By Mizuta Tetsuaki, the director of Yoshikawa Chuo Hospital,member of Matsudo Church, Chiba Subdistrict, Tokyo District
During the first half of the 1960s, 80 percent of Japanese people died at home, but since then the number of people dying in hospitals has increased so that deaths occurring at home decreased to a mere 14.4 percent in 2005. However, following the establishment of the medical clinical support system in 2006, the ratio of deaths occurring at home have increased and in 2009 became 16 percent of all deaths. In particular, it is reported that 60 percent of cancer patients opt to die at home. In relation to that, we would like to introduce one example of home hospice care by a Christian doctor, Mizuta Tetsuaki.
In October 2007 Mariko (a pseudonym), age 47, had surgery following the diagnosis of advanced rectal cancer. Therapy to prevent the recurrence of cancer was begun, but the following year it did recur. Outpatient treatment continued, but in July 2009 her condition worsened, and she was hospitalized. Her condition was thoroughly explained to her and to her mother, and as a result of their discussion together, Mariko chose to begin hospice care at her home from July 23. Mariko did not profess any particular faith, but when she was discharged from the hospital I prayed for her, with her consent, and gave a written copy of the prayer. She responded with words of gratitude. After that, with each house call a prayer was written, and after the prayer was offered, it was given to her and accepted.
In addition, during the first house visit, we exchanged mobile phone email addresses. When a report of Mariko’s medication condition was received from the visiting nurse, Mariko was quickly contacted by email, with words such as “May God protect your body and your heart. I do not need a reply. When you are experiencing difficulties, even in the middle of the night, please call me at any time or send me an email”; “We are always with you! Trust in God’s love, living each day with care, and let’s live together”; ”Always praying for you!” In the case of patients with terminal cancer, the visiting nurse is on call 24 hours a day, and the program is structured so that she can call whenever there is an emergency. During one visit, I gave Mariko an "angel" music box to celebrate her birthday. She responded with gratitude.

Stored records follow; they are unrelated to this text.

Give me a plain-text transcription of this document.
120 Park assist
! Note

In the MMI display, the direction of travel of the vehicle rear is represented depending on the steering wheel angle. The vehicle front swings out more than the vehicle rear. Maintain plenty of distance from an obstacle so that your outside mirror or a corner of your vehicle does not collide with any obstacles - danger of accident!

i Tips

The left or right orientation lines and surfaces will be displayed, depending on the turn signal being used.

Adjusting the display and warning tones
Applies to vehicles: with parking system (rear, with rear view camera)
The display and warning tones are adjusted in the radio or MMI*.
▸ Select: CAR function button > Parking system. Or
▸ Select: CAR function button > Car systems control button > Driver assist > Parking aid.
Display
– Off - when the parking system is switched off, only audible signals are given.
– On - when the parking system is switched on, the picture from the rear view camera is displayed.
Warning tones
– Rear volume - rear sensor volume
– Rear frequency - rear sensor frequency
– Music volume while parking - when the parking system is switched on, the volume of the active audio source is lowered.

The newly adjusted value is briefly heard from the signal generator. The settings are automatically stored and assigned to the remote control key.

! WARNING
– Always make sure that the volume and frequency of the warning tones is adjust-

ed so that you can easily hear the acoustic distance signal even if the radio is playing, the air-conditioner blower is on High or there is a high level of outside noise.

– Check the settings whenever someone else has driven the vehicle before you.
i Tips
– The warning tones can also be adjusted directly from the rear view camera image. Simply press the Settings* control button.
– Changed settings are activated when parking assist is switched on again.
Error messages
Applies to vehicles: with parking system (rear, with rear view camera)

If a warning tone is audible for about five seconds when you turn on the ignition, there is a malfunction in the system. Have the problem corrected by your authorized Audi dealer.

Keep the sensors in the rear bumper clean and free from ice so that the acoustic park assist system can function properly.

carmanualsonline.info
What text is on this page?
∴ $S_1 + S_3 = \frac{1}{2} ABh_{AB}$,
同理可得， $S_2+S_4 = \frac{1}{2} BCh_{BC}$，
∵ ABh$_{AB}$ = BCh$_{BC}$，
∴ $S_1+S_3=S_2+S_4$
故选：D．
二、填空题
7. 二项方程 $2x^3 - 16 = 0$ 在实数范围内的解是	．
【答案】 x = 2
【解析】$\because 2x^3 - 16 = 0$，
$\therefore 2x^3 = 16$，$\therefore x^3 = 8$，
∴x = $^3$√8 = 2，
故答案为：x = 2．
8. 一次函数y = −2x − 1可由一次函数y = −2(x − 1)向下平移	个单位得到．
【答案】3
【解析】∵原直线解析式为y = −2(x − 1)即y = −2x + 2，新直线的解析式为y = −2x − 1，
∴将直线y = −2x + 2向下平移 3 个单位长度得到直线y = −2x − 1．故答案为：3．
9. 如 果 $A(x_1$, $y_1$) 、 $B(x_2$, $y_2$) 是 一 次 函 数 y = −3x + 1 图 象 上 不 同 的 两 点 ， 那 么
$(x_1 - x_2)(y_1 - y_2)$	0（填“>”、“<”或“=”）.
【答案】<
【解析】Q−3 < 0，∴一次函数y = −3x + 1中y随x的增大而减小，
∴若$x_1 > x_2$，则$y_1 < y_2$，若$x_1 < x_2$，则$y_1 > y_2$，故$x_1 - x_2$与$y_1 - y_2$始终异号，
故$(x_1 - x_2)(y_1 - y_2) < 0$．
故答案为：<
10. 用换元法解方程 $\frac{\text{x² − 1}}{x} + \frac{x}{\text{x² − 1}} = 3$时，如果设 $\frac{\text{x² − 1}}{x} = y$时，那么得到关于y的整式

One of the principles of home hospice care is that, to the extent possible, no restrictions are placed on the patient’s normal life. With the passing of time, Mariko’s physical condition worsened, and a report was received disclosing Mariko’s feeling: “I want to die quickly!” Along with giving palliative care, I asked the visiting nurse to tell her that I had prayed, asking God to take away Mariko’s pain.The other aspects of hospice care are for the family: meeting with them, and when the cancer advances and the patient reaches his or her limit, the family is told that death will soon occur. It is important to help the family understand and be able to accept that the death of the patient is a natural occurrence. This is one area of care for the family and is called "death education." Mariko entered into eternal sleep on the morning of Aug. 13, with all her family at her beside. Three months later, I visited her mother in her home to console her. Bringing consolation to relatives is also part of the work of hospice care and is called "grief care."
Looking back at the experience of this home hospice care, Dr. Mizuta shared the following remarks.
This hospice care is bringing faith to the fore in mental health care. The patient is contacted directly by email. The hospice care given this time was a bit different from a typical one, though basically the same, with religious faith being included in mental care and frequent and direct communication with the patient through email. I think the exchange of email, as a sure means of communication, gave Mariko a sense of security. Depending on the situation, that can be thought of as a very helpful means of care. Prayers were prayed for Mariko in front of her, and the emails also spoke of faith with colorful words. She remembered that with joy, and I think it surely gave her courage and comfort. However, I have doubts about my own words; perhaps I blocked her from really being able to express her true self and by so doing to have a peaceful heart. Mariko shared with the visiting nurse the 'fear of death' that she was not able to tell me about, and received a hearing. By lending an ear to what the patient says, the visiting nurse gives valuable care, I think.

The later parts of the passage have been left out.